Nassau Street, New York showing the bookshops of Burnbaum, Bradburn and Sabin.


Joseph Sabin
Joseph Sabin was born in England in 1821 and immigrated to Philadelphia in the United States in 1848 after completing an apprenticeship with Charles Richards, an Oxford bookseller. In 1850 he moved to New York and took employment as a cataloguer with the bookdealers Cooley and Keese. By the early 1860s he opened a book auction and then a bookshop and by 1864 was established and already at work on the lasting monument that bears his name: “Dictionary of Books Relating to America from its Discovery to the Present Time” or as everyone calls it: Sabin. In time he moved to 64 Nassau Street and maintained his business there for the balance of his career.

Mr. Andrews reports that Sabin’s sales for the period 1864 to 1874 totaled more than a million dollars and that he too was an important source of material for the great collectors of the day. And while “Americana” was his strength he also sold Shakespeare’s first folios as well as “early Chaucers, Miltons, Ben Jonsons, Spensers and Drydens.”

He also published the Bibliopolist: A Literary Register and repository of Notes and Queries, etc. that was begun in 1869 and continued to be published until 1877.

John Bradburn and Others
In this third section on New York book dealers Mr. Andrews first deals in some detail with John Bradburn who followed Mr. Gowans into the trade some ten years later, around 1840, and then continues on to describe other dealers to whose names he attaches memories and distinction.

Mr. Bradburn early on sold books to captains and sailors on the New York docks, an apparently more literary audience than those of us who remember On The Waterfront were led to believe, particularly as his specialties were law, theology and medical books. In the early 1850s he set up shop at the corner of Ann and Nassau Streets and continued there until he retired in 1868. As he earned income he traded it for building lots near Central Park and Fifth Avenue, the equivalent of trading copies of daily newspapers for Columbus Letters and evidence that he was very smart and capable of earning money both directly and indirectly from books.

Next, where first Mr.
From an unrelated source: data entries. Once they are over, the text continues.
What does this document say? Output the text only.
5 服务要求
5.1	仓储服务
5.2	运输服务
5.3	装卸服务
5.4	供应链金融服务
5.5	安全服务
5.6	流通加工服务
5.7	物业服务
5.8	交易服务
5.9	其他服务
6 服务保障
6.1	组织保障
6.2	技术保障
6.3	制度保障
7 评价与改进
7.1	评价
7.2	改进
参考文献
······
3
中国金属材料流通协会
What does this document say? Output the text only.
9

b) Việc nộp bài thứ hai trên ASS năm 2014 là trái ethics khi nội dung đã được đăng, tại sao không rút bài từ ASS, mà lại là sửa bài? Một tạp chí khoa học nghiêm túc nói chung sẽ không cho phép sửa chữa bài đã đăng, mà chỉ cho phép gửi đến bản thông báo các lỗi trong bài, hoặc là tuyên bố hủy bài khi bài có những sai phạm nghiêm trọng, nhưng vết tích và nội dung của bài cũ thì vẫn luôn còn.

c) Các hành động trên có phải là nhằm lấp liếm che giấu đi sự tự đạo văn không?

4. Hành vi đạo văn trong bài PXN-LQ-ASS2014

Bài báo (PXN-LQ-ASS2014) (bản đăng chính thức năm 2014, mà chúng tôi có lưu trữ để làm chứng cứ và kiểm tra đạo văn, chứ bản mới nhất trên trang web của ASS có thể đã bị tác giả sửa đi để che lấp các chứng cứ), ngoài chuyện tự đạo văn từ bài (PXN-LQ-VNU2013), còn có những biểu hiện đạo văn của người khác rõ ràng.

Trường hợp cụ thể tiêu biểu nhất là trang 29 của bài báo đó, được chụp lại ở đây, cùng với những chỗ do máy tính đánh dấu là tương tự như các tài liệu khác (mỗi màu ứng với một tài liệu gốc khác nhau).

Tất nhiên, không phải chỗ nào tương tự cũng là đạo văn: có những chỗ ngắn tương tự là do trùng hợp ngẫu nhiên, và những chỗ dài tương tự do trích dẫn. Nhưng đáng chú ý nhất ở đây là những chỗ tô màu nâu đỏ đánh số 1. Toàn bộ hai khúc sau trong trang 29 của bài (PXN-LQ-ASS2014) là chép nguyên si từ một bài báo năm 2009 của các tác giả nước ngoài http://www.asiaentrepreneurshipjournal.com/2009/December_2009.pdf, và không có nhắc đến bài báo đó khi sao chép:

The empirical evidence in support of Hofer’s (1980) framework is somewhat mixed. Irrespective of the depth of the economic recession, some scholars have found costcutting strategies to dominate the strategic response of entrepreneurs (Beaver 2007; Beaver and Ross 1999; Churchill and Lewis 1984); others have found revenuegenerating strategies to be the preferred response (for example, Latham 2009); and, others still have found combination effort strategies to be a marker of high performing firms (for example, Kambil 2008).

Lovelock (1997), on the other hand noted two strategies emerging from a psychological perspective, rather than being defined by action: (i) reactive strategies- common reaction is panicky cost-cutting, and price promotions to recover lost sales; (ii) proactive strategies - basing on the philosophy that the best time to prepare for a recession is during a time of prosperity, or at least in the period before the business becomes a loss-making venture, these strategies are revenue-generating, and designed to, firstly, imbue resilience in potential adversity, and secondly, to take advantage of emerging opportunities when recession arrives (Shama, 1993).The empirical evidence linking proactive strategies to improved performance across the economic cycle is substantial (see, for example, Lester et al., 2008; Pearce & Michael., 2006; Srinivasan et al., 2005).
Andrews throws bouquets he now throws single roses to a group of dealers that he wishes to remember if not so much write about. They are T. H. Morrell, Timothy Reeve, Allan Ebbs, C. S. Francis, C. B. Richardson, John Wiley and Son, Jimmy Lawlor, M’Elrath and Bangs, Calvan Blanchard, Samuel Rayner, Charles B. Norton, and John Doyle. If the first two sections are substantial pieces of a potential bibliographical puzzle this final section provides only casual and circumstantial detail that may intrigue but won’t enlighten.